Injection of DNA Using High-Pressure Jets (Jet Injection)

Introduction of Jet Injection

The jet injection is a physical delivery method that uses high pressure to force microdroplets of liquid to penetrates the skin to deliver a drug or vaccine into intradermal, subcutaneous, or intramuscular tissues. The jet injection method is used to inject the molecules (such as drugs, nucleic acids) diluted in liquid without the use of a needle or particles. This high-pressure liquid stream is used to pierce the skin or target tissue, with the pressure reaching up to 3-4 bar and the velocity of the droplets ranging from 100 ms^-1 to 200 ms^-1. The benefit of using jet injection is to minimize patient discomfort.

The jet injection methods have been widely used in DNA vaccination studies to induce the host's immune response to the gene product encoded and expressed by the plasmid used. Of these studies, most have targeted muscle or epidermis as a target for gene transfer, while only a few studies are aimed at the direct in vivo gene transfer into tumor tissue.

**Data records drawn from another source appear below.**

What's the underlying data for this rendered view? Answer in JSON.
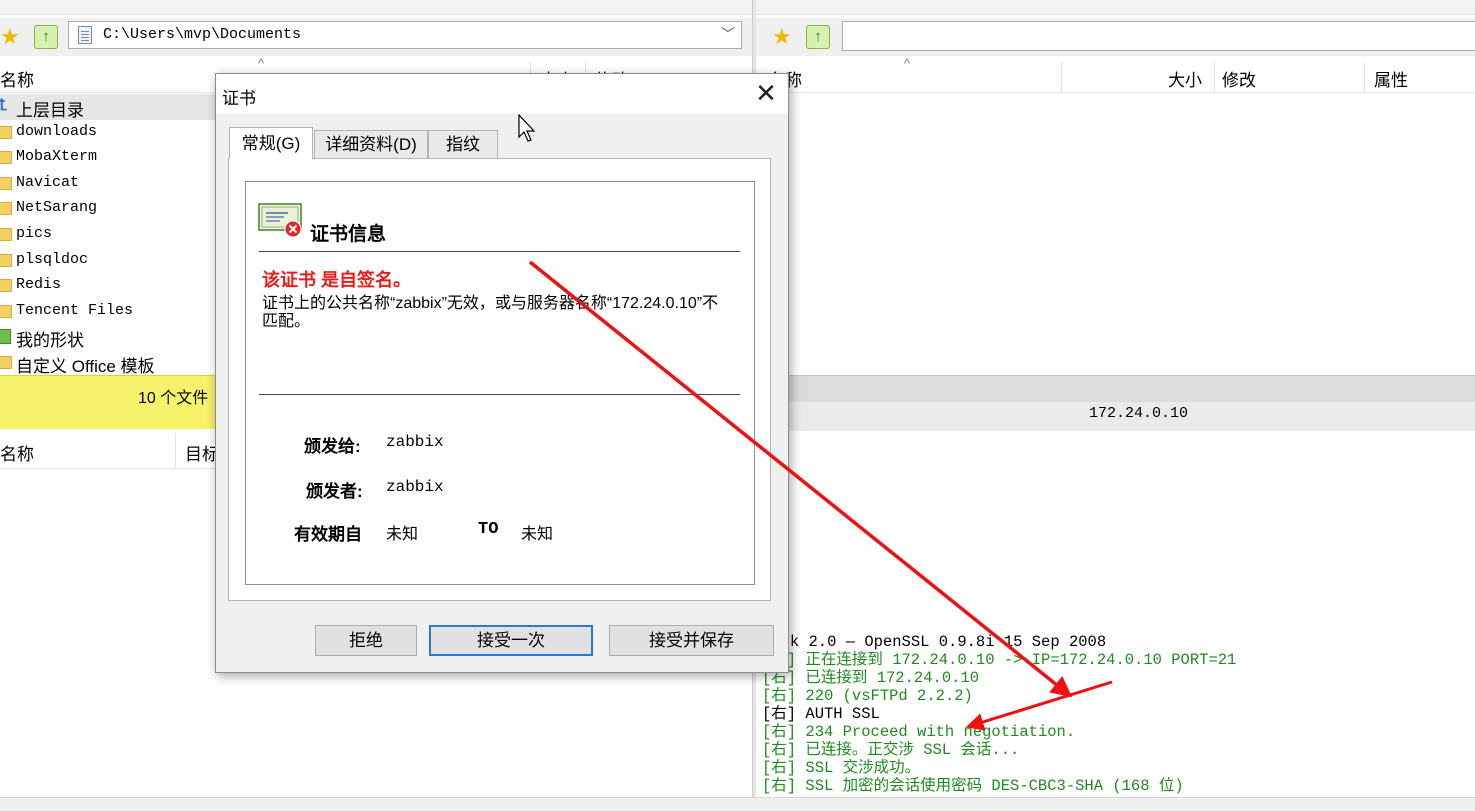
{
  "left_panel": {
    "path": "C:\\Users\\mvp\\Documents",
    "columns": {
      "name": "名称",
      "size": "大小",
      "modified": "修改"
    },
    "files": [
      {
        "label": "上层目录",
        "type": "parent"
      },
      {
        "label": "downloads",
        "type": "folder"
      },
      {
        "label": "MobaXterm",
        "type": "folder"
      },
      {
        "label": "Navicat",
        "type": "folder"
      },
      {
        "label": "NetSarang",
        "type": "folder"
      },
      {
        "label": "pics",
        "type": "folder"
      },
      {
        "label": "plsqldoc",
        "type": "folder"
      },
      {
        "label": "Redis",
        "type": "folder"
      },
      {
        "label": "Tencent Files",
        "type": "folder"
      },
      {
        "label": "我的形状",
        "type": "shapes"
      },
      {
        "label": "自定义 Office 模板",
        "type": "folder"
      }
    ],
    "status_text": "10 个文件",
    "lower_columns": {
      "name": "名称",
      "target": "目标"
    }
  },
  "right_panel": {
    "path_value": "",
    "columns": {
      "name": "名称",
      "size": "大小",
      "modified": "修改",
      "attributes": "属性"
    },
    "status_ip": "172.24.0.10",
    "log": [
      {
        "text": "Sock 2.0 — OpenSSL 0.9.8i 15 Sep 2008",
        "color": "black"
      },
      {
        "text": "[右] 正在连接到 172.24.0.10 -> IP=172.24.0.10 PORT=21",
        "color": "green"
      },
      {
        "text": "[右] 已连接到 172.24.0.10",
        "color": "green"
      },
      {
        "text": "[右] 220 (vsFTPd 2.2.2)",
        "color": "green"
      },
      {
        "text": "[右] AUTH SSL",
        "color": "black"
      },
      {
        "text": "[右] 234 Proceed with negotiation.",
        "color": "green"
      },
      {
        "text": "[右] 已连接。正交涉 SSL 会话...",
        "color": "green"
      },
      {
        "text": "[右] SSL 交涉成功。",
        "color": "green"
      },
      {
        "text": "[右] SSL 加密的会话使用密码 DES-CBC3-SHA (168 位)",
        "color": "green"
      }
    ]
  },
  "dialog": {
    "title": "证书",
    "tabs": [
      "常规(G)",
      "详细资料(D)",
      "指纹"
    ],
    "section_title": "证书信息",
    "warning": "该证书 是自签名。",
    "message": "证书上的公共名称“zabbix”无效，或与服务器名称“172.24.0.10”不匹配。",
    "issued_to_label": "颁发给:",
    "issued_to": "zabbix",
    "issued_by_label": "颁发者:",
    "issued_by": "zabbix",
    "valid_from_label": "有效期自",
    "valid_from": "未知",
    "valid_to_label": "TO",
    "valid_to": "未知",
    "buttons": {
      "reject": "拒绝",
      "accept_once": "接受一次",
      "accept_save": "接受并保存"
    }
  },
  "colors": {
    "accent": "#2f78d0",
    "warning_red": "#e81e1e",
    "log_green": "#1f8b1f",
    "arrow_red": "#ee1111",
    "status_yellow": "#f6f26a"
  }
}
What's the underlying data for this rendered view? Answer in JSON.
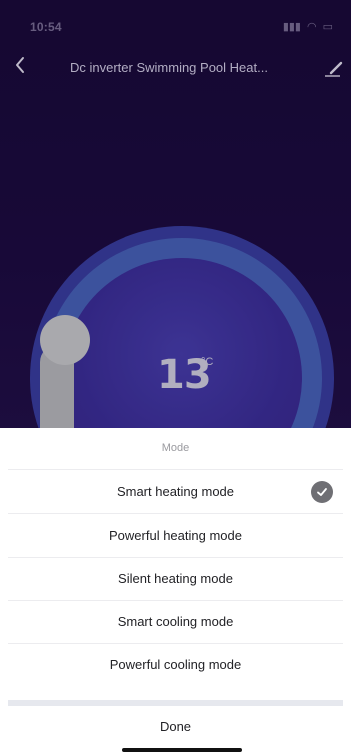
{
  "status_bar": {
    "time": "10:54",
    "icons": [
      "signal-icon",
      "wifi-icon",
      "battery-icon"
    ]
  },
  "nav": {
    "title": "Dc inverter Swimming Pool Heat...",
    "back_icon": "chevron-left-icon",
    "edit_icon": "edit-icon"
  },
  "dial": {
    "temperature": "13",
    "unit": "°C"
  },
  "mode_sheet": {
    "title": "Mode",
    "options": [
      {
        "label": "Smart heating mode",
        "selected": true
      },
      {
        "label": "Powerful heating mode",
        "selected": false
      },
      {
        "label": "Silent heating mode",
        "selected": false
      },
      {
        "label": "Smart cooling mode",
        "selected": false
      },
      {
        "label": "Powerful cooling mode",
        "selected": false
      }
    ],
    "done_label": "Done"
  },
  "colors": {
    "app_background": "#1e0c45",
    "dial_outer": "#3b3fa6",
    "dial_ring": "#4a64c0",
    "check": "#6f6f74"
  }
}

Figure 1. Schematic representation of jet injection pattern in the tumor tissue. (Walther, 2001)

Mechanisms of Jet Injection

Although jet injection has been commercially used for vaccinations since the 1940s, little is known about the mechanism of jet injection or the parameters that control it. The physical phenomenon related to jet-induced penetration in the skin has been investigated only recently. In jet injection, the high pressure of the jet creates a hole in the skin surface, which is most likely caused by skin corrosion or fracture. The depth of this hole is increased until the liquid accumulated in the hole is sufficient to slow the speed of the incoming jet, and then stop moving forward. The penetration of the injected molecules inside the cells is a result of the pressure caused by the liquid locally delivered into the targeted tissue. The efficiency and penetration depth of this method depends on several jet parameters, including the nozzle diameter (typically in the range of 150-300 µm), the speed of the liquid jet, and the distance between the nozzle and the skin surface.

Application of Jet Injection

• Jet injection in clinical applications

Since 1930, various types of jet injectors have been developed and used in clinical applications. They have been used to deliver a variety of macromolecules, including vaccines, insulin and growth hormones in a large number of patients and erythropoietin and interferon in a few cases. Perhaps the most important use is in the WHO vaccination campaign against smallpox. The feasibility of 600 or more subcutaneous injections per hour makes it the fastest immunization system. In addition, jet injectors have also been used to deliver numerous small molecules such as lidocaine, steroids, anesthetics, penicillin midazolam and ketamine. Anesthetics, such as lidocaine, have been commonly delivered using jet injections for various applications including dental procedures, dermal surgical procedures and peripheral intravenous cannula insertion.

• Jet injection in gene therapy

The jet injection can be also used in gene therapy for the transfer of genes to many tissues such as skin, fat, muscle and mammary cells of mice and sheep. In mice, injections of naked DNA encoding the cytosine deaminase suicide gene using the jet injection method can promote tumor regression caused by the injection of 5-fluorocytosine.

• Other applications

Another attractive application is jet-mediated gene delivery for the treatment of skin diseases caused by genetic defects, such as the production of abnormal proteins in keratinocytes. DNA-encoded shRNA, utilized to reverse the classical MDR1/P-glycoprotein-mediated multidrug resistance phenotype in vivo, is also delivered by the jet injection method in mice.

Reference

1. Walther, W.; et al. (2001). Non-viral in vivo gene delivery into tumors using a novel low volume jet-injection technology. Gene therapy. 8(3): 173.